Truffaut est exceptionnel dans son rôle qui n'en est un qu'à moitié (il faut quand même souligner que sur le plateau il avait deux films à diriger : La nuit américaine et Je vous présente Pamela). On sent son désir de réaliser un film personnel sur sa vision du cinéma et de ses coulisses, notamment avec ses flashbacks de lui enfant volant des affiches de cinéma. Tous les acteurs sont vraiment bons, surtout la sublime Jacqueline Bisset en star américaine sortant de dépression ou bien Jean Pierre Léaud tellement insupportable mais en même temps tellement plaisant à regarder (mention spéciale à sa réplique d'homme abattu par sa rupture : "Quelqu'un aurait 10 000 francs pour que j'aille aux putes?"

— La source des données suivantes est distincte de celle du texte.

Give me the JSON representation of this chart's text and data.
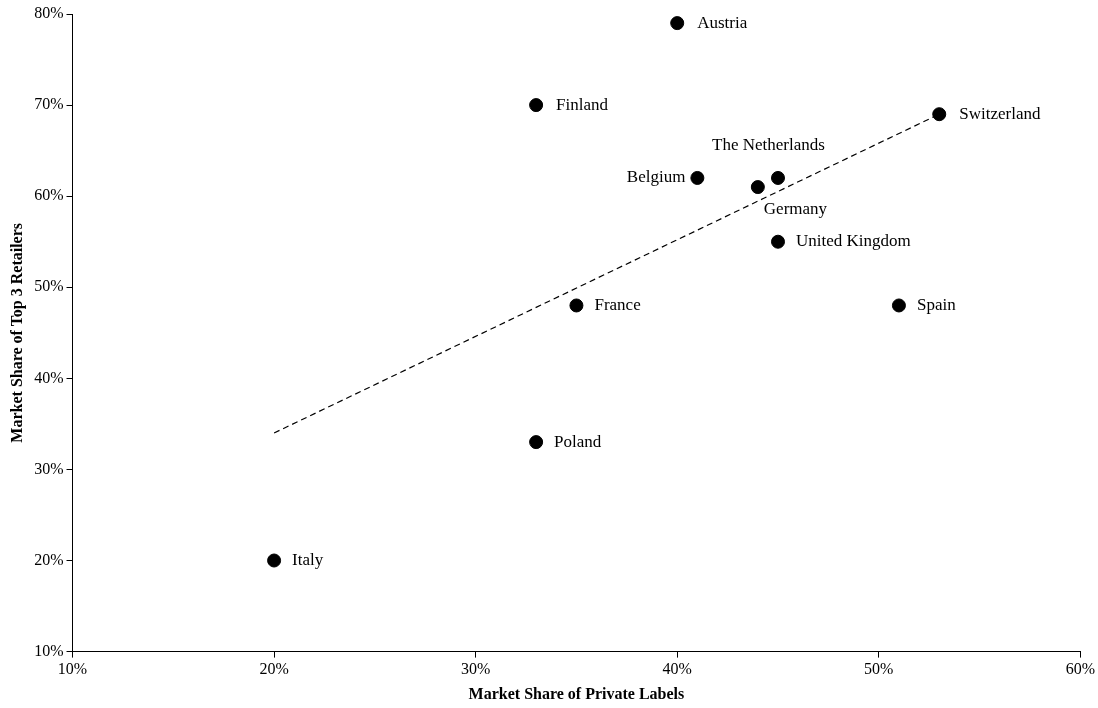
{
  "chart_data": {
    "type": "scatter",
    "xlabel": "Market Share of Private Labels",
    "ylabel": "Market Share of Top 3 Retailers",
    "x": [
      40,
      33,
      53,
      41,
      45,
      44,
      45,
      35,
      51,
      33,
      20
    ],
    "series": [
      {
        "color": "#000000",
        "marker": "circle",
        "values": [
          79,
          70,
          69,
          62,
          62,
          61,
          55,
          48,
          48,
          33,
          20
        ]
      },
      {
        "type": "line",
        "color": "#000000",
        "marker": "none",
        "line_style": "dashed",
        "x": [
          20,
          53
        ],
        "values": [
          34,
          69
        ]
      }
    ],
    "annotations": [
      {
        "text": "Austria",
        "x": 40,
        "y": 79
      },
      {
        "text": "Finland",
        "x": 33,
        "y": 70
      },
      {
        "text": "Switzerland",
        "x": 53,
        "y": 69
      },
      {
        "text": "Belgium",
        "x": 41,
        "y": 62
      },
      {
        "text": "The Netherlands",
        "x": 45,
        "y": 62
      },
      {
        "text": "Germany",
        "x": 44,
        "y": 61
      },
      {
        "text": "United Kingdom",
        "x": 45,
        "y": 55
      },
      {
        "text": "France",
        "x": 35,
        "y": 48
      },
      {
        "text": "Spain",
        "x": 51,
        "y": 48
      },
      {
        "text": "Poland",
        "x": 33,
        "y": 33
      },
      {
        "text": "Italy",
        "x": 20,
        "y": 20
      }
    ],
    "xlim": [
      10,
      60
    ],
    "xticks": [
      {
        "value": 10,
        "label": "10%"
      },
      {
        "value": 20,
        "label": "20%"
      },
      {
        "value": 30,
        "label": "30%"
      },
      {
        "value": 40,
        "label": "40%"
      },
      {
        "value": 50,
        "label": "50%"
      },
      {
        "value": 60,
        "label": "60%"
      }
    ],
    "ylim": [
      10,
      80
    ],
    "yticks": [
      {
        "value": 10,
        "label": "10%"
      },
      {
        "value": 20,
        "label": "20%"
      },
      {
        "value": 30,
        "label": "30%"
      },
      {
        "value": 40,
        "label": "40%"
      },
      {
        "value": 50,
        "label": "50%"
      },
      {
        "value": 60,
        "label": "60%"
      },
      {
        "value": 70,
        "label": "70%"
      },
      {
        "value": 80,
        "label": "80%"
      }
    ],
    "grid": false,
    "legend": false
  }
}
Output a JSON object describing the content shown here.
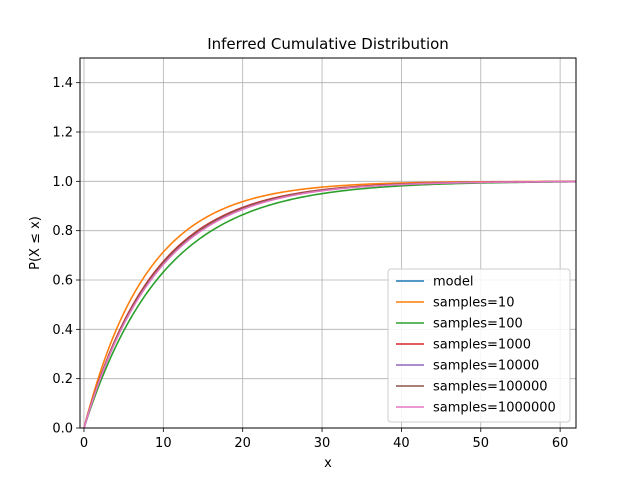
{
  "chart_data": {
    "type": "line",
    "title": "Inferred Cumulative Distribution",
    "xlabel": "x",
    "ylabel": "P(X ≤ x)",
    "xlim": [
      -0.5,
      62
    ],
    "ylim": [
      0.0,
      1.5
    ],
    "xticks": [
      0,
      10,
      20,
      30,
      40,
      50,
      60
    ],
    "yticks": [
      0.0,
      0.2,
      0.4,
      0.6,
      0.8,
      1.0,
      1.2,
      1.4
    ],
    "grid": true,
    "legend_position": "lower-right",
    "x_range": [
      0,
      62
    ],
    "series": [
      {
        "name": "model",
        "color": "#1f77b4",
        "mean": 9.0
      },
      {
        "name": "samples=10",
        "color": "#ff7f0e",
        "mean": 8.0
      },
      {
        "name": "samples=100",
        "color": "#2ca02c",
        "mean": 10.0
      },
      {
        "name": "samples=1000",
        "color": "#d62728",
        "mean": 8.9
      },
      {
        "name": "samples=10000",
        "color": "#9467bd",
        "mean": 9.1
      },
      {
        "name": "samples=100000",
        "color": "#8c564b",
        "mean": 9.0
      },
      {
        "name": "samples=1000000",
        "color": "#e377c2",
        "mean": 9.2
      }
    ]
  }
}
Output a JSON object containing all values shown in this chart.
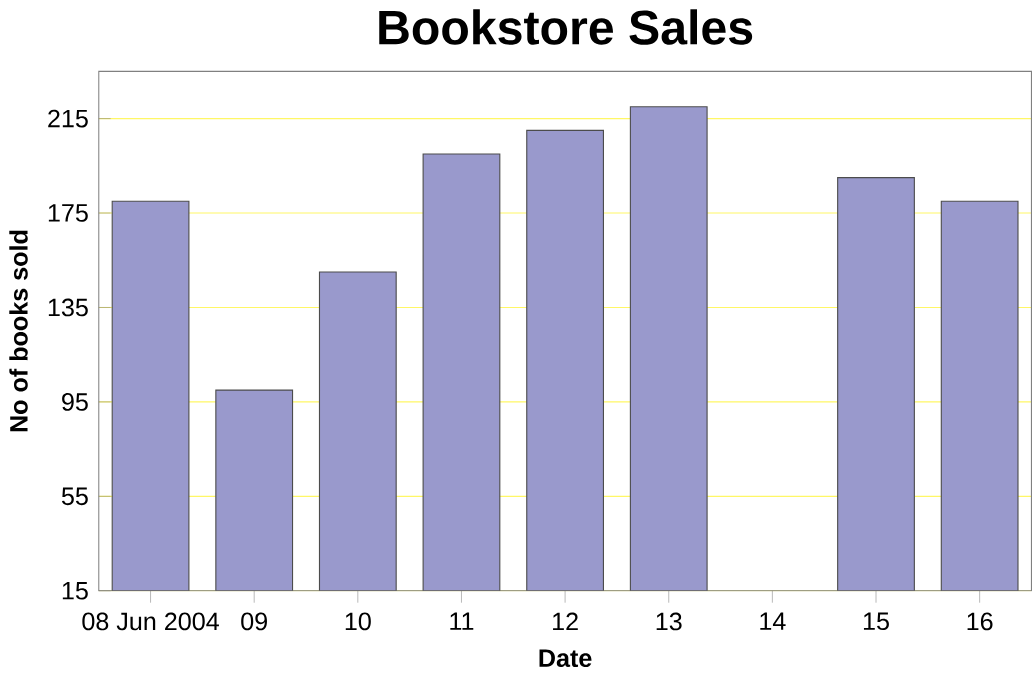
{
  "chart_data": {
    "type": "bar",
    "title": "Bookstore Sales",
    "xlabel": "Date",
    "ylabel": "No of books sold",
    "categories": [
      "08 Jun 2004",
      "09",
      "10",
      "11",
      "12",
      "13",
      "14",
      "15",
      "16"
    ],
    "values": [
      180,
      100,
      150,
      200,
      210,
      220,
      null,
      190,
      180
    ],
    "color": "#9999cc",
    "ylim": [
      15,
      235
    ],
    "yticks": [
      15,
      55,
      95,
      135,
      175,
      215
    ],
    "grid": "y"
  }
}
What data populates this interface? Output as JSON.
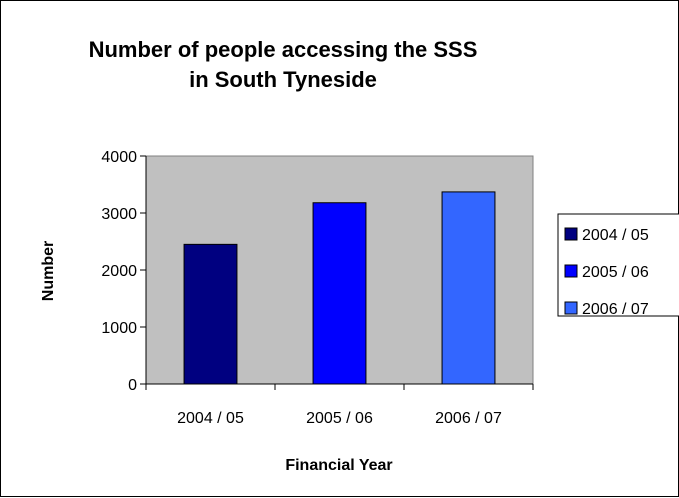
{
  "chart_data": {
    "type": "bar",
    "title": [
      "Number of people accessing the SSS",
      "in South Tyneside"
    ],
    "xlabel": "Financial Year",
    "ylabel": "Number",
    "categories": [
      "2004 / 05",
      "2005 / 06",
      "2006 / 07"
    ],
    "values": [
      2450,
      3180,
      3370
    ],
    "colors": [
      "#000080",
      "#0000FF",
      "#3366FF"
    ],
    "ylim": [
      0,
      4000
    ],
    "yticks": [
      0,
      1000,
      2000,
      3000,
      4000
    ],
    "ytick_labels": [
      "0",
      "1000",
      "2000",
      "3000",
      "4000"
    ],
    "grid": false,
    "plot_background": "#C0C0C0",
    "legend": {
      "position": "right",
      "entries": [
        "2004 / 05",
        "2005 / 06",
        "2006 / 07"
      ]
    }
  }
}
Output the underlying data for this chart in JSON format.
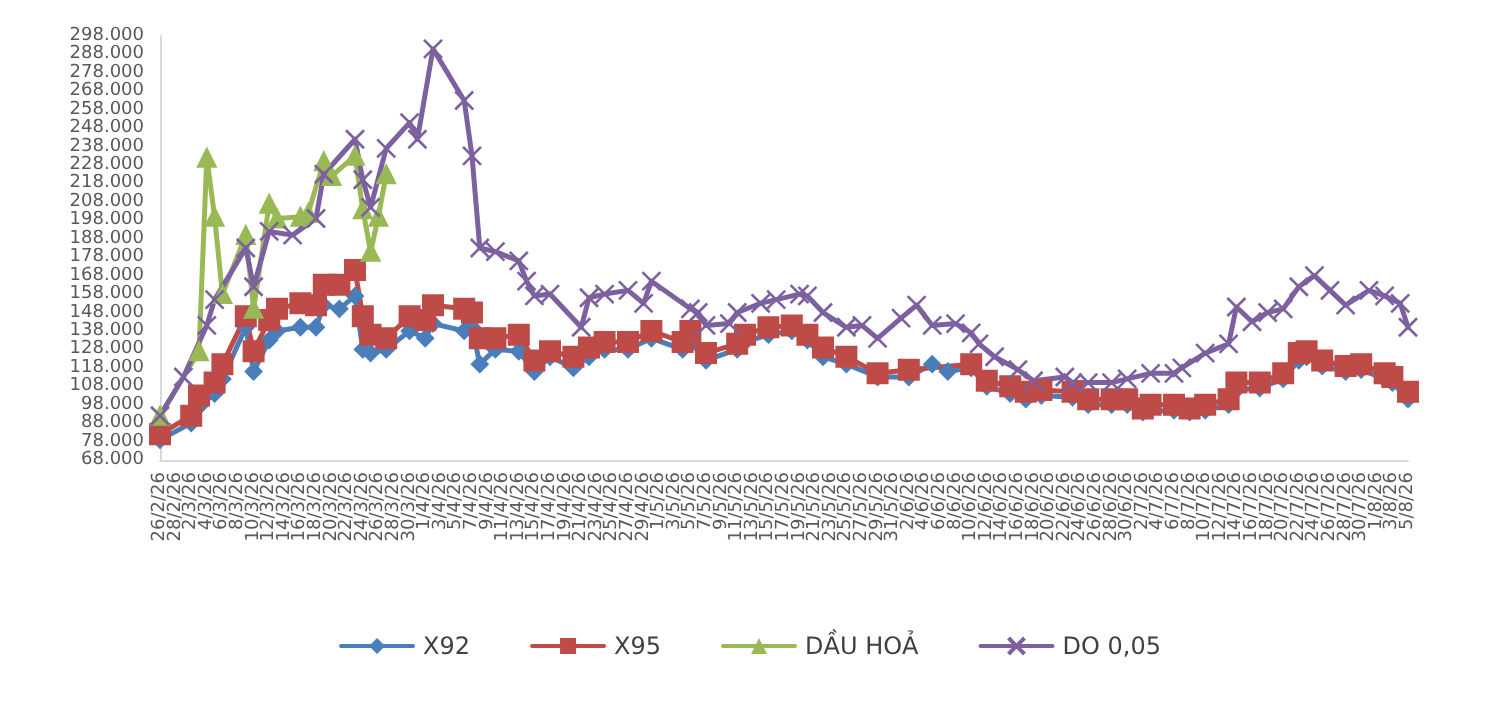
{
  "chart_data": {
    "type": "line",
    "categories": [
      "26/2/26",
      null,
      "28/2/26",
      null,
      "2/3/26",
      null,
      "4/3/26",
      null,
      "6/3/26",
      null,
      "8/3/26",
      null,
      "10/3/26",
      null,
      "12/3/26",
      null,
      "14/3/26",
      null,
      "16/3/26",
      null,
      "18/3/26",
      null,
      "20/3/26",
      null,
      "22/3/26",
      null,
      "24/3/26",
      null,
      "26/3/26",
      null,
      "28/3/26",
      null,
      "30/3/26",
      null,
      "1/4/26",
      null,
      "3/4/26",
      null,
      "5/4/26",
      null,
      "7/4/26",
      null,
      "9/4/26",
      null,
      "11/4/26",
      null,
      "13/4/26",
      null,
      "15/4/26",
      null,
      "17/4/26",
      null,
      "19/4/26",
      null,
      "21/4/26",
      null,
      "23/4/26",
      null,
      "25/4/26",
      null,
      "27/4/26",
      null,
      "29/4/26",
      null,
      "1/5/26",
      null,
      "3/5/26",
      null,
      "5/5/26",
      null,
      "7/5/26",
      null,
      "9/5/26",
      null,
      "11/5/26",
      null,
      "13/5/26",
      null,
      "15/5/26",
      null,
      "17/5/26",
      null,
      "19/5/26",
      null,
      "21/5/26",
      null,
      "23/5/26",
      null,
      "25/5/26",
      null,
      "27/5/26",
      null,
      "29/5/26",
      null,
      "31/5/26",
      null,
      "2/6/26",
      null,
      "4/6/26",
      null,
      "6/6/26",
      null,
      "8/6/26",
      null,
      "10/6/26",
      null,
      "12/6/26",
      null,
      "14/6/26",
      null,
      "16/6/26",
      null,
      "18/6/26",
      null,
      "20/6/26",
      null,
      "22/6/26",
      null,
      "24/6/26",
      null,
      "26/6/26",
      null,
      "28/6/26",
      null,
      "30/6/26",
      null,
      "2/7/26",
      null,
      "4/7/26",
      null,
      "6/7/26",
      null,
      "8/7/26",
      null,
      "10/7/26",
      null,
      "12/7/26",
      null,
      "14/7/26",
      null,
      "16/7/26",
      null,
      "18/7/26",
      null,
      "20/7/26",
      null,
      "22/7/26",
      null,
      "24/7/26",
      null,
      "26/7/26",
      null,
      "28/7/26",
      null,
      "30/7/26",
      null,
      "1/8/26",
      null,
      "3/8/26",
      null,
      "5/8/26"
    ],
    "series": [
      {
        "name": "X92",
        "color": "#4a7ebb",
        "marker": "diamond",
        "values": [
          79,
          null,
          null,
          null,
          88,
          97,
          null,
          104,
          112,
          null,
          null,
          140,
          116,
          null,
          133,
          138,
          null,
          null,
          140,
          null,
          140,
          152,
          null,
          150,
          null,
          157,
          128,
          126,
          null,
          128,
          null,
          null,
          138,
          null,
          134,
          142,
          null,
          null,
          null,
          138,
          140,
          120,
          null,
          128,
          null,
          null,
          127,
          null,
          116,
          null,
          124,
          null,
          null,
          118,
          null,
          124,
          null,
          128,
          null,
          null,
          128,
          null,
          null,
          134,
          null,
          null,
          null,
          128,
          132,
          null,
          122,
          null,
          null,
          null,
          128,
          132,
          null,
          null,
          136,
          null,
          null,
          138,
          null,
          133,
          null,
          124,
          null,
          null,
          120,
          null,
          null,
          null,
          113,
          null,
          null,
          null,
          113,
          null,
          null,
          120,
          null,
          116,
          null,
          null,
          118,
          null,
          108,
          null,
          null,
          104,
          null,
          101,
          null,
          103,
          null,
          null,
          null,
          102,
          null,
          98,
          null,
          null,
          98,
          null,
          98,
          null,
          94,
          null,
          null,
          null,
          95,
          null,
          94,
          null,
          95,
          null,
          null,
          98,
          106,
          null,
          null,
          107,
          null,
          null,
          112,
          null,
          122,
          124,
          null,
          119,
          null,
          null,
          116,
          null,
          117,
          null,
          null,
          112,
          110,
          null,
          101
        ]
      },
      {
        "name": "X95",
        "color": "#be4b48",
        "marker": "square",
        "values": [
          82,
          null,
          null,
          null,
          92,
          103,
          null,
          110,
          120,
          null,
          null,
          146,
          127,
          null,
          144,
          150,
          null,
          null,
          153,
          null,
          152,
          163,
          null,
          163,
          null,
          171,
          146,
          136,
          null,
          134,
          null,
          null,
          146,
          null,
          144,
          152,
          null,
          null,
          null,
          150,
          148,
          134,
          null,
          134,
          null,
          null,
          136,
          null,
          122,
          null,
          127,
          null,
          null,
          124,
          null,
          129,
          null,
          132,
          null,
          null,
          132,
          null,
          null,
          138,
          null,
          null,
          null,
          132,
          138,
          null,
          126,
          null,
          null,
          null,
          131,
          136,
          null,
          null,
          140,
          null,
          null,
          141,
          null,
          136,
          null,
          129,
          null,
          null,
          124,
          null,
          null,
          null,
          115,
          null,
          null,
          null,
          117,
          null,
          null,
          null,
          null,
          null,
          null,
          null,
          120,
          null,
          111,
          null,
          null,
          108,
          null,
          105,
          null,
          106,
          null,
          null,
          null,
          105,
          null,
          101,
          null,
          null,
          101,
          null,
          101,
          null,
          96,
          98,
          null,
          null,
          98,
          null,
          96,
          null,
          98,
          null,
          null,
          101,
          110,
          null,
          null,
          110,
          null,
          null,
          115,
          null,
          126,
          127,
          null,
          122,
          null,
          null,
          119,
          null,
          120,
          null,
          null,
          115,
          113,
          null,
          105
        ]
      },
      {
        "name": "DẦU HOẢ",
        "color": "#98b954",
        "marker": "triangle",
        "values": [
          92,
          null,
          null,
          null,
          null,
          127,
          232,
          200,
          158,
          null,
          null,
          190,
          150,
          null,
          207,
          199,
          null,
          null,
          200,
          202,
          null,
          230,
          222,
          null,
          null,
          233,
          204,
          181,
          200,
          223,
          null,
          null,
          null,
          null,
          null,
          null,
          null,
          null,
          null,
          null,
          null,
          null,
          null,
          null,
          null,
          null,
          null,
          null,
          null,
          null,
          null,
          null,
          null,
          null,
          null,
          null,
          null,
          null,
          null,
          null,
          null,
          null,
          null,
          null,
          null,
          null,
          null,
          null,
          null,
          null,
          null,
          null,
          null,
          null,
          null,
          null,
          null,
          null,
          null,
          null,
          null,
          null,
          null,
          null,
          null,
          null,
          null,
          null,
          null,
          null,
          null,
          null,
          null,
          null,
          null,
          null,
          null,
          null,
          null,
          null,
          null,
          null,
          null,
          null,
          null,
          null,
          null,
          null,
          null,
          null,
          null,
          null,
          null,
          null,
          null,
          null,
          null,
          null,
          null,
          null,
          null,
          null,
          null,
          null,
          null,
          null,
          null,
          null,
          null,
          null,
          null,
          null,
          null,
          null,
          null,
          null,
          null,
          null,
          null,
          null,
          null,
          null,
          null,
          null,
          null,
          null,
          null,
          null,
          null,
          null,
          null,
          null,
          null,
          null,
          null,
          null,
          null,
          null,
          null,
          null,
          null
        ]
      },
      {
        "name": "DO 0,05",
        "color": "#7d60a0",
        "marker": "cross",
        "values": [
          92,
          null,
          null,
          113,
          null,
          null,
          141,
          155,
          null,
          null,
          null,
          183,
          162,
          null,
          192,
          null,
          null,
          190,
          null,
          null,
          199,
          223,
          null,
          null,
          null,
          242,
          220,
          205,
          null,
          237,
          null,
          null,
          251,
          242,
          null,
          291,
          null,
          null,
          null,
          263,
          233,
          183,
          null,
          181,
          null,
          null,
          176,
          165,
          157,
          null,
          158,
          null,
          null,
          null,
          140,
          156,
          null,
          158,
          null,
          null,
          160,
          null,
          153,
          165,
          null,
          null,
          null,
          null,
          150,
          148,
          141,
          null,
          null,
          142,
          148,
          null,
          null,
          153,
          null,
          155,
          null,
          null,
          158,
          157,
          null,
          148,
          null,
          null,
          140,
          null,
          141,
          null,
          134,
          null,
          null,
          145,
          null,
          152,
          null,
          141,
          null,
          null,
          142,
          null,
          137,
          131,
          null,
          124,
          null,
          null,
          117,
          null,
          111,
          null,
          null,
          null,
          113,
          110,
          null,
          110,
          null,
          null,
          110,
          null,
          112,
          null,
          null,
          115,
          null,
          null,
          115,
          118,
          null,
          null,
          126,
          null,
          null,
          131,
          151,
          null,
          143,
          null,
          148,
          null,
          150,
          null,
          162,
          null,
          168,
          null,
          160,
          null,
          152,
          null,
          null,
          160,
          null,
          157,
          null,
          153,
          140
        ]
      }
    ],
    "ylim": [
      68,
      298
    ],
    "yticks": [
      {
        "value": 68,
        "label": "68.000"
      },
      {
        "value": 78,
        "label": "78.000"
      },
      {
        "value": 88,
        "label": "88.000"
      },
      {
        "value": 98,
        "label": "98.000"
      },
      {
        "value": 108,
        "label": "108.000"
      },
      {
        "value": 118,
        "label": "118.000"
      },
      {
        "value": 128,
        "label": "128.000"
      },
      {
        "value": 138,
        "label": "138.000"
      },
      {
        "value": 148,
        "label": "148.000"
      },
      {
        "value": 158,
        "label": "158.000"
      },
      {
        "value": 168,
        "label": "168.000"
      },
      {
        "value": 178,
        "label": "178.000"
      },
      {
        "value": 188,
        "label": "188.000"
      },
      {
        "value": 198,
        "label": "198.000"
      },
      {
        "value": 208,
        "label": "208.000"
      },
      {
        "value": 218,
        "label": "218.000"
      },
      {
        "value": 228,
        "label": "228.000"
      },
      {
        "value": 238,
        "label": "238.000"
      },
      {
        "value": 248,
        "label": "248.000"
      },
      {
        "value": 258,
        "label": "258.000"
      },
      {
        "value": 268,
        "label": "268.000"
      },
      {
        "value": 278,
        "label": "278.000"
      },
      {
        "value": 288,
        "label": "288.000"
      },
      {
        "value": 298,
        "label": "298.000"
      }
    ],
    "grid": false,
    "legend": "bottom",
    "line_style": "solid"
  }
}
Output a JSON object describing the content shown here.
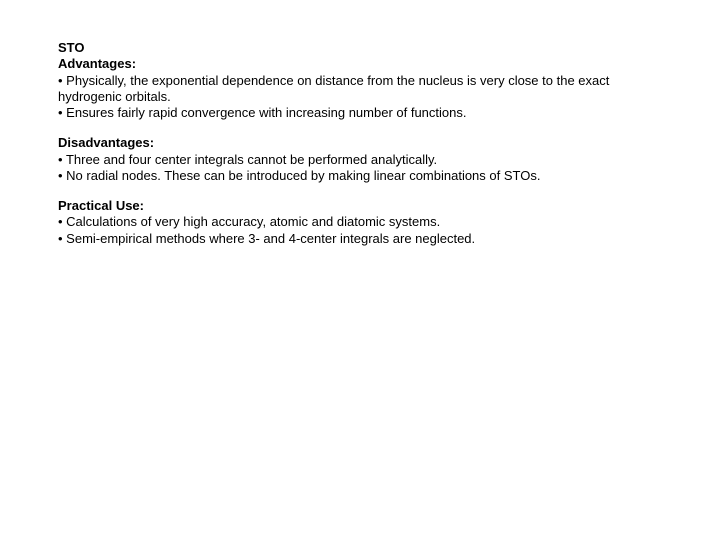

On a accès à ce qu'on ne voit pas lorsque l'on va au cinéma, on découvre comment les acteurs apprennent ou récitent leurs textes, comment la lumière est gérée, comment les cascades sont réalisées, la pluie, la neige, qui fait quoi sur un plateau...
On est aussi en immersion dans une équipe qui doit cohabiter, avec ses problèmes, ses tracas, ses disputes... tel une colonie de vacance ou bien Les Ch'tis à Miami. Les personnages s'entendent plus ou moins bien, couchent ensemble, mangent ensemble, se détestent... Mais chacun doit être là au bon moment quand le réalisateur crie "Action!". Par ailleurs, Truffaut souhaite avant tout le montrer non pas comme des professionnels qui travaillent pour gagner leur vie mais comme des passionnés qui vivent pour le cinéma. Exemple : quand l'accessoiriste et le régisseur se précipitent sur la TV pour répondre aux questions sur le cinéma ; cette envie permanente d'Alphonse d'aller au cinéma ou cette réplique de l'assistante réal' : "Je pourrais quitter un type pour un film mais jamais un film pour un type!"
Truffaut signe ici sans doute le plus beau film sur le cinéma, et aussi l'un des plus beaux hommages, appuyé par des scènes comme les gros plans sur une série d'ouvrages achetés par Ferrand (Truffaut) consacrés aux plus grands génies du cinéma.